In Massachusetts, bail can only be set higher than what a defendant can pay if it’s necessary to ensure the defendant will return to court, according to a 2017 ruling from the Supreme Judicial Court.
Prosecutors say that under the criminal justice bill signed into law April 13 by Baker, which takes effect July 12, a judge who sets an unattainable bail has to say why the bail’s benefit outweighs “the potential adverse impact on the person, their immediate family or dependents resulting from pretrial detention.”
“That’s a new test,” Morrissey said. “Someone comes in and says, ‘I’m the sole breadwinner. I have five kids, and I have to work.’ How do we know? How are we going to figure that out? What’s the penalty for lying?”
The prosecutors’ association has for years pushed a bill to limit defendants’ ability to have their bail reduced in superior court review by requiring judges to find an error in fact or law rather than letting them have an absolute ability to reset the bail.
Senate President Harriette L. Chandler’s office declined to comment on the prosecutors’ bail reform bill, but in a statement said she would be looking at “the full facts” of the Williams case. House Speaker Robert A. DeLeo’s office did not return a request for comment.
Baker said yesterday the courts should review Williams’ case to see “if, in fact, it should have been handled differently.” If that review finds a flaw in bail laws, “we’ll change them,” Baker said.

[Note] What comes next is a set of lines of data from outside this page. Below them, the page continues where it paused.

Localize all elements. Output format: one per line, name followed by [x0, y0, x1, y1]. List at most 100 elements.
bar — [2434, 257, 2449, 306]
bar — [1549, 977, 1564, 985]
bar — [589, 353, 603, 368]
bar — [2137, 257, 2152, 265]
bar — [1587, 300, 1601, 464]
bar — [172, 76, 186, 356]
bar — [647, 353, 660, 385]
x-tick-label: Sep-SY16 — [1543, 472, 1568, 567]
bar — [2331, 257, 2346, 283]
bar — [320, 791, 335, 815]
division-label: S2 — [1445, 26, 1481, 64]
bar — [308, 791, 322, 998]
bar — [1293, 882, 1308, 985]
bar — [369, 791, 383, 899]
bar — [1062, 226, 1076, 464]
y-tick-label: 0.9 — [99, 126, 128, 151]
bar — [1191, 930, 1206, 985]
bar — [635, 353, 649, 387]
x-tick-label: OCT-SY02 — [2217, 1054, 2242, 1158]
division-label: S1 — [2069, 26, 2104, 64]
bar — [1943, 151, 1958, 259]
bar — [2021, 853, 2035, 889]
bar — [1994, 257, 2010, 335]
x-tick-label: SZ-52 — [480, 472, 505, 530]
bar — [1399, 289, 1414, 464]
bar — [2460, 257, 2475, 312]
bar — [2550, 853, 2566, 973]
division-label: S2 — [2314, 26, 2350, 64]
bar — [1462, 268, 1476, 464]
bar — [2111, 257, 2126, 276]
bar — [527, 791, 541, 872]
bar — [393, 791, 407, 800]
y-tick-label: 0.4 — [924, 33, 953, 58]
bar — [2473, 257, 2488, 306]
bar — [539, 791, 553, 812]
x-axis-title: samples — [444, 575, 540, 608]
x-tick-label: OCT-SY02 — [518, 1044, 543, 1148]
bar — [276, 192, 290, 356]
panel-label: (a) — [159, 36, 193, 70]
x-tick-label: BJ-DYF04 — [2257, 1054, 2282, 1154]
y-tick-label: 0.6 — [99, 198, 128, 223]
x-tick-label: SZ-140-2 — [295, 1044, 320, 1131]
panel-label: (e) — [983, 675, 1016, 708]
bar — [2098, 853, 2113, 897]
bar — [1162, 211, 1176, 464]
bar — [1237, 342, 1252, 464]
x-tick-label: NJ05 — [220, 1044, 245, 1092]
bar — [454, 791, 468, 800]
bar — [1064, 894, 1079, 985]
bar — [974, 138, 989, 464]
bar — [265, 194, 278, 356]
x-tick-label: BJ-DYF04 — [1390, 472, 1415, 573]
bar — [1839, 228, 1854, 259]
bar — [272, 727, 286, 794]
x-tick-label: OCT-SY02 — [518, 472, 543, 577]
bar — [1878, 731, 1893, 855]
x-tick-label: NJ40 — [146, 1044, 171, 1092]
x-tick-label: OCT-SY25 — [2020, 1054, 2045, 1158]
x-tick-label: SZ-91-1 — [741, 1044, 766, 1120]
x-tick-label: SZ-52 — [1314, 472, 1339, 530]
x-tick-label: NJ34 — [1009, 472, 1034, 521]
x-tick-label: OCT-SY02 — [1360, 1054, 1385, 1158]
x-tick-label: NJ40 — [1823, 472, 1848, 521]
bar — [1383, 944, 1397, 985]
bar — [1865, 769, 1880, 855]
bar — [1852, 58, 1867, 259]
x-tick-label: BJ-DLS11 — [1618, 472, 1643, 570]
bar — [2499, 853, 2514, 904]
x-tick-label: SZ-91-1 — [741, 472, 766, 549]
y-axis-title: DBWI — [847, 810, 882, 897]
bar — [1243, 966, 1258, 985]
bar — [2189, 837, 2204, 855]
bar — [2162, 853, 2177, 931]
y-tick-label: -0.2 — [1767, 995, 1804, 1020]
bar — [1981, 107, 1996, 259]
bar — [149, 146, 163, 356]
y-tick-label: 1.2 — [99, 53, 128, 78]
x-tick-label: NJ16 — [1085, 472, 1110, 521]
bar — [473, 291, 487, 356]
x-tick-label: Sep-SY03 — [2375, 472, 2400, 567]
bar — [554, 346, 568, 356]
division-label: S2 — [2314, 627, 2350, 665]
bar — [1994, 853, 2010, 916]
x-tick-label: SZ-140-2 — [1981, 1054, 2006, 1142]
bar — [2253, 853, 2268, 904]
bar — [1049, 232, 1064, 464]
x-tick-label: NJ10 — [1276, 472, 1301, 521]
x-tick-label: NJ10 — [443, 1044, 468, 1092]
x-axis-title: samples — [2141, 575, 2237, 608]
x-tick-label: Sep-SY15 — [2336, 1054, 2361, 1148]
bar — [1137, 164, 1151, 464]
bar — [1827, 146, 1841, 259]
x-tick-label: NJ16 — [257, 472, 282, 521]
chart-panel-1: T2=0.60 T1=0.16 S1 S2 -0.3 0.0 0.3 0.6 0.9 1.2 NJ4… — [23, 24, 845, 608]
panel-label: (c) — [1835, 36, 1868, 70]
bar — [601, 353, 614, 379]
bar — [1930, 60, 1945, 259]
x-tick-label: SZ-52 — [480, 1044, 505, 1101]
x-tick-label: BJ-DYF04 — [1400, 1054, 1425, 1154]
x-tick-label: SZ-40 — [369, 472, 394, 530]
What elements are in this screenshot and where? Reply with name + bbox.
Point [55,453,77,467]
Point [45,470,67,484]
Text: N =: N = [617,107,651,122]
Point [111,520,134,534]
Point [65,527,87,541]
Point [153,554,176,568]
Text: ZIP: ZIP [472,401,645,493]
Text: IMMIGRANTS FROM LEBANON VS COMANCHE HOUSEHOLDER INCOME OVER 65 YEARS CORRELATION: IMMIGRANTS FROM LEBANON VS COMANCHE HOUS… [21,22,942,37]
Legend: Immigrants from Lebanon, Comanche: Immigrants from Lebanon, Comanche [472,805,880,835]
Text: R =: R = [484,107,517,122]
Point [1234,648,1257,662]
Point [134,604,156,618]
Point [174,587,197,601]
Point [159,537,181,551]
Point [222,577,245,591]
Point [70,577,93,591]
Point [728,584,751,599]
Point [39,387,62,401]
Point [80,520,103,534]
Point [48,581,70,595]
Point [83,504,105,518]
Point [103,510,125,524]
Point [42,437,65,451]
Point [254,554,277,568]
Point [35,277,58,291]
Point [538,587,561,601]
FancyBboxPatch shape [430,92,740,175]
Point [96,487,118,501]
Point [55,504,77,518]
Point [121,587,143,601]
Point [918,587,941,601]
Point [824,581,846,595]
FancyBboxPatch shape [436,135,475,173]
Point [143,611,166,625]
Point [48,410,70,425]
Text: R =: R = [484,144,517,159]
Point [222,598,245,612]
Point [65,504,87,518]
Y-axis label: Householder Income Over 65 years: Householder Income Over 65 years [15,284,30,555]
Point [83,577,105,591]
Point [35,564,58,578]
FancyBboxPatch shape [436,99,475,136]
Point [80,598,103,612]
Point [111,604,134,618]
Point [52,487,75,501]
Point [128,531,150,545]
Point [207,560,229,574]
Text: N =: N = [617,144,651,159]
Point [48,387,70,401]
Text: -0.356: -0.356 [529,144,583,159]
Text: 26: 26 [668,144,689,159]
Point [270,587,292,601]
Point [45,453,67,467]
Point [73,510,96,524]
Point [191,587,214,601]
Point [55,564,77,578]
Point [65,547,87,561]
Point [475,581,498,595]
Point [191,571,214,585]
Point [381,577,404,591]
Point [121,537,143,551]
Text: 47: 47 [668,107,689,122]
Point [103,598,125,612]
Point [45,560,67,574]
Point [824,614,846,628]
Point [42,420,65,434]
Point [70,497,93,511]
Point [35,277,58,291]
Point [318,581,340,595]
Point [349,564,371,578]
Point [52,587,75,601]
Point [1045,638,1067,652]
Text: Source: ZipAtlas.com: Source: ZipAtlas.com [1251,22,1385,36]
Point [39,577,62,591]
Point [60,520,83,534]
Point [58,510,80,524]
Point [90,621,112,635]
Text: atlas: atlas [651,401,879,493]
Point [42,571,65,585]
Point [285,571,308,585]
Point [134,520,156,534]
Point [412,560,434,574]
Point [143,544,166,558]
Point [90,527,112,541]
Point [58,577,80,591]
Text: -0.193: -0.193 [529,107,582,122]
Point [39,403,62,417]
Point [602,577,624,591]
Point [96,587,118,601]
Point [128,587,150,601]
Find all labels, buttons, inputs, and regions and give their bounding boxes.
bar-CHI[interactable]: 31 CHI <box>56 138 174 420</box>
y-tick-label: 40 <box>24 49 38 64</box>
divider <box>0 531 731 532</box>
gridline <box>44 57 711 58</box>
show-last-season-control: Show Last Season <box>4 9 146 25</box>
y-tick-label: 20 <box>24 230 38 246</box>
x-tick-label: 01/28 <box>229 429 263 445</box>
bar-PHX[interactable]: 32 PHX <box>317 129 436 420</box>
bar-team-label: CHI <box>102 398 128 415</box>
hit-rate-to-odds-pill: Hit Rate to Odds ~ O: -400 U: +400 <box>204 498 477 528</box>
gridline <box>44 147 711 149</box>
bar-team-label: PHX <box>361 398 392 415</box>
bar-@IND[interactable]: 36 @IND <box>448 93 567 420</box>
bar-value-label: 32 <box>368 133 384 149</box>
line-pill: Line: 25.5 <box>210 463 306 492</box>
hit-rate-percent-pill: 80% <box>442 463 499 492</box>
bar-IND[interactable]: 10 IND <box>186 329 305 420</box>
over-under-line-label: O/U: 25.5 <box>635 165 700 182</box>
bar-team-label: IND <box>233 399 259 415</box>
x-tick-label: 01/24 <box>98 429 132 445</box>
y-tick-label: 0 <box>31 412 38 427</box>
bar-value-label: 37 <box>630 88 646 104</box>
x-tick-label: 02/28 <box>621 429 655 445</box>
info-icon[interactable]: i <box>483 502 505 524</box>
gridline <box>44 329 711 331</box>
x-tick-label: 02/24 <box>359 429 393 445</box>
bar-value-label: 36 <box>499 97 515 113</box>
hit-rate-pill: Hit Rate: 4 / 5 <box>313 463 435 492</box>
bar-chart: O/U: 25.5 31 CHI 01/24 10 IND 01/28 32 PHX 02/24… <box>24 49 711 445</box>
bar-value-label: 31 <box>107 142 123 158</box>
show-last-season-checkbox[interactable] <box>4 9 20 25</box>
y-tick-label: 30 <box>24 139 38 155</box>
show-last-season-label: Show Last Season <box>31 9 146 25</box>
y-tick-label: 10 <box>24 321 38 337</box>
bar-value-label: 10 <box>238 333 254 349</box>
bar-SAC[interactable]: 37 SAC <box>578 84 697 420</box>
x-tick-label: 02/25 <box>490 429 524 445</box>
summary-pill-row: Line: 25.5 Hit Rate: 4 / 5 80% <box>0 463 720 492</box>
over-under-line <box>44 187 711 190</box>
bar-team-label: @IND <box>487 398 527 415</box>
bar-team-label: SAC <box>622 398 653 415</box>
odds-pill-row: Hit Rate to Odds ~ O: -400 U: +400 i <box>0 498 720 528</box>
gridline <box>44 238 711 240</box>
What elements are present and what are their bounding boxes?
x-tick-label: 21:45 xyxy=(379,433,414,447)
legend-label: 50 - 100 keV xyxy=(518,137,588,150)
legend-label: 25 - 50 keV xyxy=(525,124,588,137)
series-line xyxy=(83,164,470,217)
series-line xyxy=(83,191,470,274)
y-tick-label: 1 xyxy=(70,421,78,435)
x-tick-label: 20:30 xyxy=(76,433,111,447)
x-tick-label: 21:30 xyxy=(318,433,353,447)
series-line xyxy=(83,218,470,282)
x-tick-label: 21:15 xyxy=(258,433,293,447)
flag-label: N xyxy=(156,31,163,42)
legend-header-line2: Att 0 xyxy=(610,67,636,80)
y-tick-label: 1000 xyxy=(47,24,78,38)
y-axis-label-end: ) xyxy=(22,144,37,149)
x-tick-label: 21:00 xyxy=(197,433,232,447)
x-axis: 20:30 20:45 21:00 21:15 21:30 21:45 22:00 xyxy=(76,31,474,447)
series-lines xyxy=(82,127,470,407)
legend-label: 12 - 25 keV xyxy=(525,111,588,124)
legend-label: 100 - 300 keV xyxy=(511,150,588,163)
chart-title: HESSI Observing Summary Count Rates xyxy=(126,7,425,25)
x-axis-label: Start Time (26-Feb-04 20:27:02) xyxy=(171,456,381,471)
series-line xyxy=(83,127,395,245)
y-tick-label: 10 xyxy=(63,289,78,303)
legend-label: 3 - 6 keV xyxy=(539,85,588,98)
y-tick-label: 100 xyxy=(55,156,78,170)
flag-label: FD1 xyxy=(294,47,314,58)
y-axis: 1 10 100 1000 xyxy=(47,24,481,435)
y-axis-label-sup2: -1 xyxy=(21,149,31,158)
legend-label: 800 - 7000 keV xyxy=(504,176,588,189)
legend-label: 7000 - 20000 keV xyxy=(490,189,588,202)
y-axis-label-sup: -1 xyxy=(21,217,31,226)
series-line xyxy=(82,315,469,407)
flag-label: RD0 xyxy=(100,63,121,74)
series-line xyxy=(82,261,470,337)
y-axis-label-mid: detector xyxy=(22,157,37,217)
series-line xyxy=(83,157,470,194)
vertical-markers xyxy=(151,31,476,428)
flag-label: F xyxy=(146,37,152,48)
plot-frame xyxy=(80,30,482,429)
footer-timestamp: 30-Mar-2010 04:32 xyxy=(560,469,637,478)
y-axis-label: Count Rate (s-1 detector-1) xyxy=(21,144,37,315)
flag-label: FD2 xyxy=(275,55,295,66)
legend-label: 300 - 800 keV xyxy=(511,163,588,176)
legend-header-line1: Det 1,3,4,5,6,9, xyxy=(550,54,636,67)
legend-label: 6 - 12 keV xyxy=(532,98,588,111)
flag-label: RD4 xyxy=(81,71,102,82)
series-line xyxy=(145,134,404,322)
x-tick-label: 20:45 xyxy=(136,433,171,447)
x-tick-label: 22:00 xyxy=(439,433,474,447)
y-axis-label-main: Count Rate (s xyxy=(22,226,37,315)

Williams, while held on Massachusetts gun charges last month, wanted his $7,500 cash bail cut to $2,000. Prosecutors, arguing he lived 165 miles away in Maine, with no local ties, fought the request. But Judge Timothy Q. Feeley reduced it to $5,000, saying, “The court has not considered the defendant — any alleged dangerousness of the defendant in setting the amount of bail. The court has considered the financial resources of the defendant and has specifically asked what amount of bail could be afforded by the defendant.”